If you’re looking for information about a specific entity, you’re not likely to have much luck with a generic search engine. There are a wide variety of specialized resources you can utilize. Below is a list of some of my favorites, but there are many others, and you may need to find your own depending on the task.
- Information about internet-connected devices
- Shodan – Mass port- and service-scans
- Censys – Mass port- and service-scans
- RiskIQ – Variety of information about websites
- crt.sh – Certificate transparency logs
- ViewDNS.info – Various lookup and reverse-lookup tools
- IPinfo – Basic information about IP addresses
- bgp.he.net – Routing information
- Public records
Files often contain metadata. The presence of this data might not be immediately obvious to the person who created the file, and it may provide clues as to the author. This can be important when analyzing a document created by an unidentified adversary, for example.

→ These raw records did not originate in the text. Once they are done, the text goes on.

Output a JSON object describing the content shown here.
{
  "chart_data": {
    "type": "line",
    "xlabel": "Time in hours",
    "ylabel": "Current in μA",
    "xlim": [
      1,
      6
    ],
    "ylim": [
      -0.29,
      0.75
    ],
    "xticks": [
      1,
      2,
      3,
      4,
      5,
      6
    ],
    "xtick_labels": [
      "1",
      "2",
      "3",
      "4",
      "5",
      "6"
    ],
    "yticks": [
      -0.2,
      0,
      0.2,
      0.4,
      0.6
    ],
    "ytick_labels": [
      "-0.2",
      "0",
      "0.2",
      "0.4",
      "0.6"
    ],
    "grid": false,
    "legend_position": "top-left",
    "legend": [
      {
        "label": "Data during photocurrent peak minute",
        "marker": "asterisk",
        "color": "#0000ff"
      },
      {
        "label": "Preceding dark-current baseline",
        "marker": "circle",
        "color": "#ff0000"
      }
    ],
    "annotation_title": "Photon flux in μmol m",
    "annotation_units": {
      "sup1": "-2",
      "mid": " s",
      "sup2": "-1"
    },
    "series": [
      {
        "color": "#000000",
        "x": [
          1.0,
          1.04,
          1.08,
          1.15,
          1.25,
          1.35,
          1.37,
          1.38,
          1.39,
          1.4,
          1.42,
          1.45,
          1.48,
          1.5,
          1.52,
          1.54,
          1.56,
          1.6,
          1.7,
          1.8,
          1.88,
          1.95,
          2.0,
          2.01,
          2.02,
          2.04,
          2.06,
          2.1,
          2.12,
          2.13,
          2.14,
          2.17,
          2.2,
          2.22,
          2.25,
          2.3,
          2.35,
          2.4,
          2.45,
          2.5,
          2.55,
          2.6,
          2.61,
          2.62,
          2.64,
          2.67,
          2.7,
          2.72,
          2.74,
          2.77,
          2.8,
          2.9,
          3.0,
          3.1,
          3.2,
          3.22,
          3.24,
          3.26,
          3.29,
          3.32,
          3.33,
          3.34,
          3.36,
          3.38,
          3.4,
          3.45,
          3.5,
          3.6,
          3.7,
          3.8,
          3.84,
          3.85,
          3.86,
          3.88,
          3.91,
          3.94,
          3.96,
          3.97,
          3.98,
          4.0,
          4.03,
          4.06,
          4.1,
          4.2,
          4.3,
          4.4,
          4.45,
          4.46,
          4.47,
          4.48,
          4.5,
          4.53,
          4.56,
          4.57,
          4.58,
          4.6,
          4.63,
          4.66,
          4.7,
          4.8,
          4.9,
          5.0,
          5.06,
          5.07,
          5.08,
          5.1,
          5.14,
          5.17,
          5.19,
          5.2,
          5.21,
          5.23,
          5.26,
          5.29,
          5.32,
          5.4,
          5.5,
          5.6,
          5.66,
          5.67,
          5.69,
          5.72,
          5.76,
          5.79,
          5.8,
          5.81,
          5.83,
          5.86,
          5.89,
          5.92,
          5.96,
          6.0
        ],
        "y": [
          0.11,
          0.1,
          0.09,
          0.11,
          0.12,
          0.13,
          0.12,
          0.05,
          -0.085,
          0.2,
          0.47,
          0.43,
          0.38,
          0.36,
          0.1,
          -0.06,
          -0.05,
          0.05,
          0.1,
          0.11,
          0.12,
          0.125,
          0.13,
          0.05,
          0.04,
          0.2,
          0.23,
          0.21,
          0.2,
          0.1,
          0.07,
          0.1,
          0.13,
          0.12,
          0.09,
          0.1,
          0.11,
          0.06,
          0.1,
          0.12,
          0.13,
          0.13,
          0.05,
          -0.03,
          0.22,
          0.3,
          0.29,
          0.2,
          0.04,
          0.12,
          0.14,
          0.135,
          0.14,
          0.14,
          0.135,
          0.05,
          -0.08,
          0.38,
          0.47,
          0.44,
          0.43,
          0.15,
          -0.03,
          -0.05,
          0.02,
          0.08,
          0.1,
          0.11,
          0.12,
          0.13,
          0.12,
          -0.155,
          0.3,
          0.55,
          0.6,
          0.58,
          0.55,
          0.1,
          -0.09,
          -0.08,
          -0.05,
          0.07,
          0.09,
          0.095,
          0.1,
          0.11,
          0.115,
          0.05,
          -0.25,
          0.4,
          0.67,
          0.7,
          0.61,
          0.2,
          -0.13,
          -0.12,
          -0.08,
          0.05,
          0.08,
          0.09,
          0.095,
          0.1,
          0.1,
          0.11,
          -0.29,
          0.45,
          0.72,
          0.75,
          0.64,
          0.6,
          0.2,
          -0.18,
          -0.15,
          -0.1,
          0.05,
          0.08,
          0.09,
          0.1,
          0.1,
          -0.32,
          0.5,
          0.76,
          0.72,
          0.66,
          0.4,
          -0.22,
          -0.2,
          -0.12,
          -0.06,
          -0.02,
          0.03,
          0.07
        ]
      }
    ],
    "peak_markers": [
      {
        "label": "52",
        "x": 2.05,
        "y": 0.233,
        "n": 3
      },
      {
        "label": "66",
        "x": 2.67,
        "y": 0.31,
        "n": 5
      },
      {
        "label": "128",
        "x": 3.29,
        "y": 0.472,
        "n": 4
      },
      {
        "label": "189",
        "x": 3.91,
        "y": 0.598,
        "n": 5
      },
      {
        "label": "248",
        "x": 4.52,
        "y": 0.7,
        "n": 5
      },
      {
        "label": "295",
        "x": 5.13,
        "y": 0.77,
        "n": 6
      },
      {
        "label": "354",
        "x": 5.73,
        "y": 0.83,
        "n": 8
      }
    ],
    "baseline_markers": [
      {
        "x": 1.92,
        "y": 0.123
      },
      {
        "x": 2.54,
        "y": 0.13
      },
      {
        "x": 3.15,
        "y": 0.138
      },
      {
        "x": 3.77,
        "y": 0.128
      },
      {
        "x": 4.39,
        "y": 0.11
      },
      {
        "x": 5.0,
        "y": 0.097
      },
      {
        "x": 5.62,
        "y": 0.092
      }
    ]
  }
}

JPEG images are particularly notorious for the amount of metadata they can contain. Using a format called Exif, JPEGs typically encode information about when the picture was taken and what sort of device was used to take the picture, often without the photographer’s knowledge. For pictures taken with modern smartphones, they may even include the exact location. This can be crucial for investigation.
There are a variety of web-based Exif viewers, with Jeffrey Friedl’s being particularly popular. However, if you’re looking to up your game, you should familiarize yourself with offline tools, especially those commonly used from the command line. ImageMagick includes a handy
identify utility; by running a command such as
identify -verbose photo.jpg, you can view all the Exif data encoded in
photo.jpg. Additionally, depending on your operating system, you may be able to view metadata using a file manager. For example, on macOS, right-clicking an image and choosing
Get Info will show a dialog with most of the metadata.
Other file formats can contain metadata as well, and if you know that your target is metadata, it’s usually easy enough to find a tool to help. A quick web search will often reveal a variety of appropriate tools for any format, though some formats are more likely to contain useful metadata than others.
Sometimes it’s not always clear what format a file uses, especially if the file lacks an extension. You can use a tool such as Linux’s
file command to help identify the file, or you can manually open the file in a hex editor and match the first handful of bytes against known file signatures. Most mainstream formats contain a few identifying bytes at the beginning of each file.
A Note on Ethics
Knowledge can be powerful. As your skills improve, you’ll likely be tempted to use them for less-than-ethical purposes. Sometimes the line between right and wrong gets blurred.
Don’t use these skills to find information about people without their permission. No matter who they are or what they may have done, using these skills to target people is harmful, regardless of your intentions, and it may very well be illegal.